Lease Versus Loan Payment Influencers

We’ve previously discovered that the monthly payments for a 48-month lease and an 84-month loan are quite similar for most popular vehicles. However, you might still wonder why lease payments can sometimes be significantly lower than finance payments, while other times the payments can be nearly identical for the same vehicle just a few months later. This intriguing fluctuation in costs raises important questions for savvy car buyers.

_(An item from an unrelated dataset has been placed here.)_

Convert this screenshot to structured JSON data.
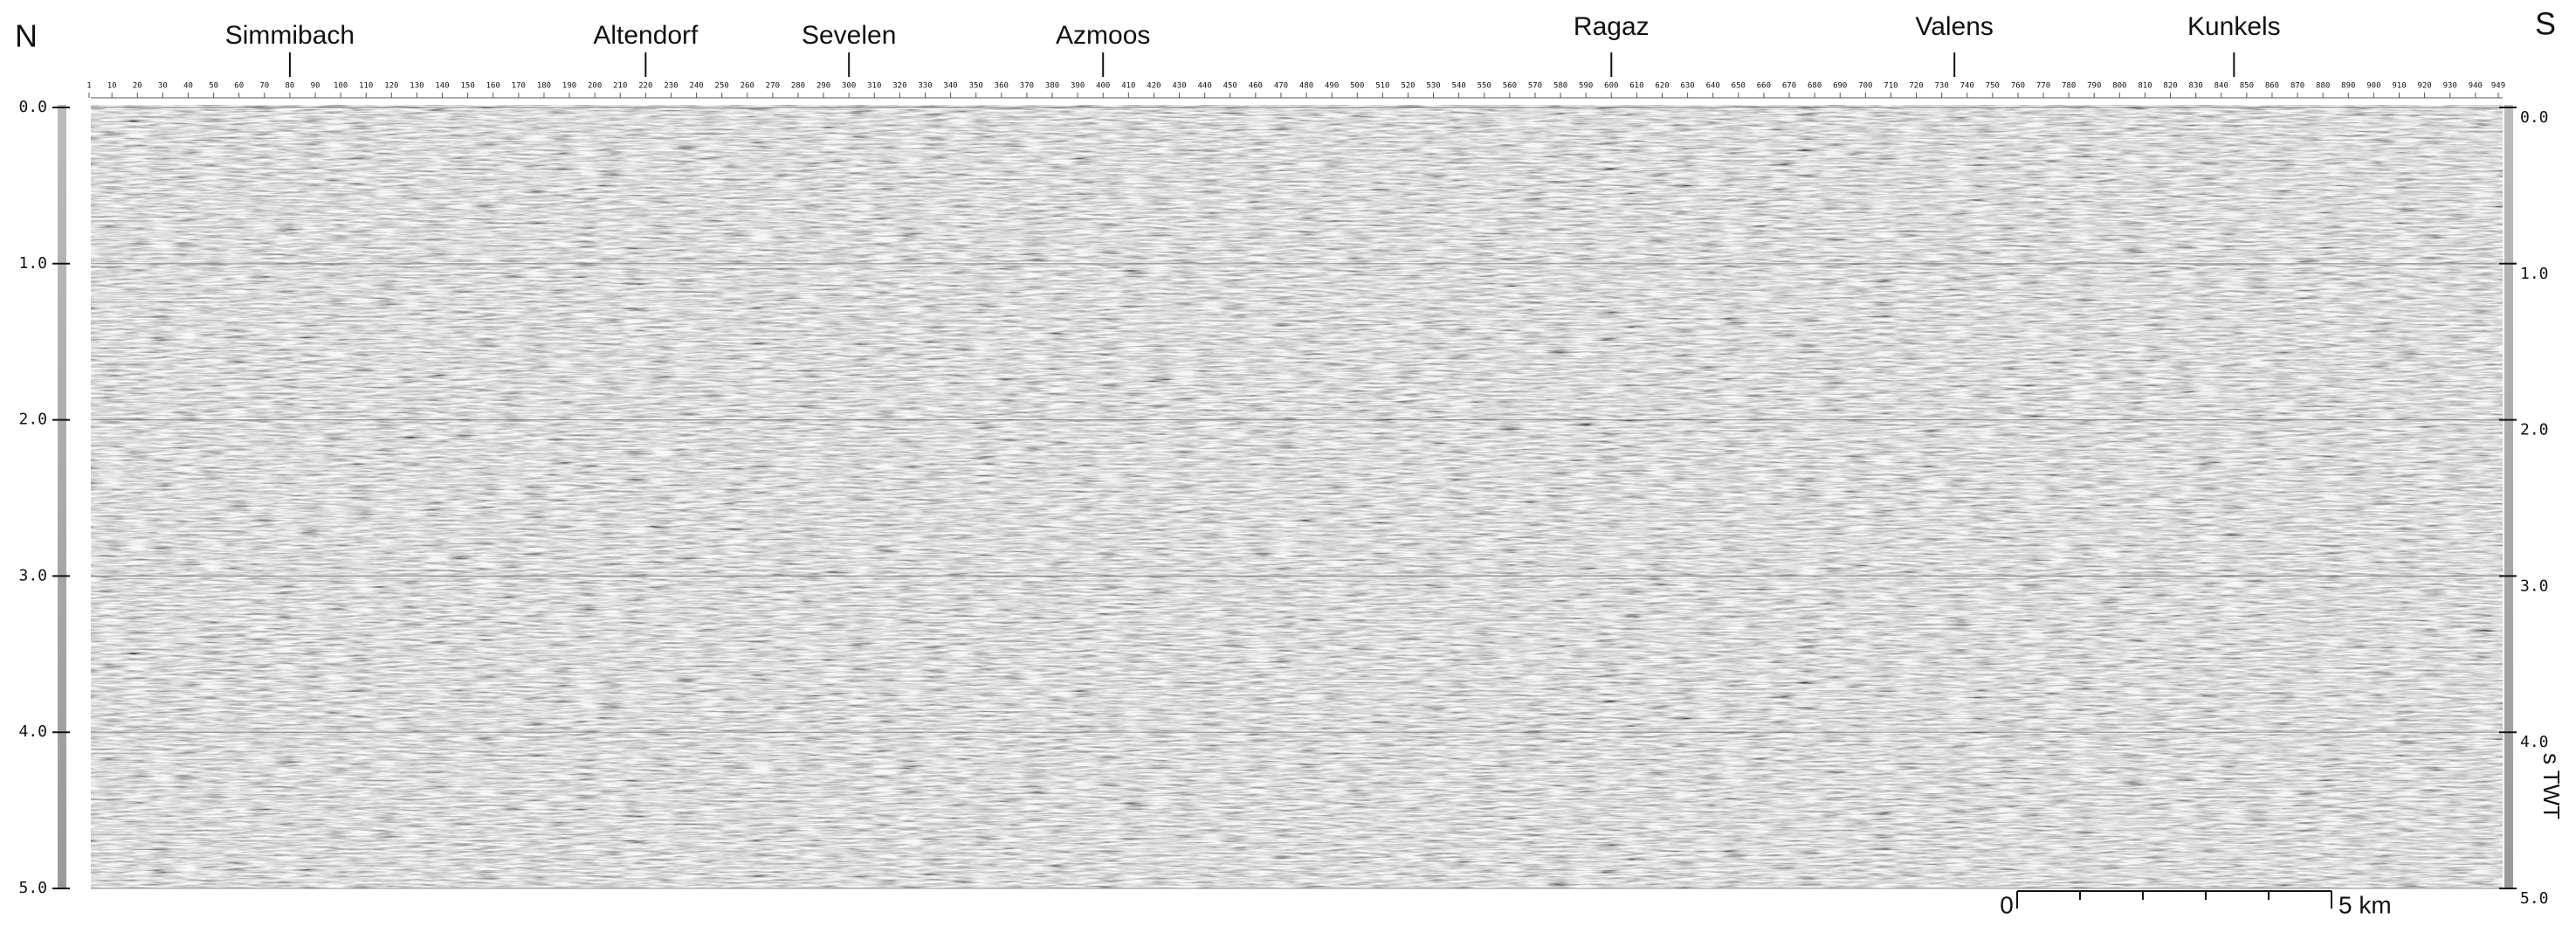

There are several reasons for these fluctuations and new car buyers that are conducting their vehicle research as well as deciding whether to lease or finance the acquisition must understand what affects the price and the payments.

Here are five main factors:

Interest Rates: To boost sales, car manufacturers (OEMs) often subsidize (lower) interest rates to create more affordable monthly lease or loan payments.

Interest rates play a crucial role in determining payment amounts, so new car buyers should always compare the interest rates for both loans and leases during their payment research.

Factory Rebates/Discounts: For decades, OEMs have used factory rebates as a strategy to temporarily lower the price of a new vehicle without disrupting the market or damaging the reputation of a specific car model. These rebates often come with conditions, such as being available only for cash purchases, finance purchases, or as “lease cash” for factory leases. New car buyers need to research all available factory rebates to ensure they are applied to their deal and to determine which payment plan offers the most rebate money.

Zero Percent finance offer

Extended Terms: Not long ago, vehicle leases and loans rarely exceeded 36 months (3 years). Today, lease terms can extend up to 60 months (5 years) and loan terms can stretch to 96 months (8 years). Longer terms result in lower monthly payments. However, new car buyers should ask for an interest rate schedule from the dealership because OEMs often increase interest rates for longer-term leases and loans. Buyers should also remember that unless the interest rate is 0%, longer term means paying more interest over the life of the loan or lease.

Dealer Discounts: Despite the low markup on new cars (usually less than 6%), dealerships are often willing to negotiate discounts. Factors such as excess inventory, aged inventory and month-end sales targets can motivate dealers to offer better prices. These discounts effectively reduce the monthly payments on both loans and leases. Don’t hesitate to discuss pricing reasonably and respectfully with your dealership.

Reduced rate lease offer on Infiniti July 2024

Residual Values (Leases Only): The OEM’s financial services division determines the residual value for their leases, which is a percentage of the MSRP. A higher residual value percentage results in a lower lease payment. OEMs can increase the residual percentage as an incentive to lower the lease payment without offering a lower interest rate or lease cash incentive. Each lease term has its own unique residual percentage, so don’t assume a 60-month lease will have a lower payment than a 39-month lease. Many premium brands use that 39-month term because the vehicle is returned with plenty of warranty and very positive market value.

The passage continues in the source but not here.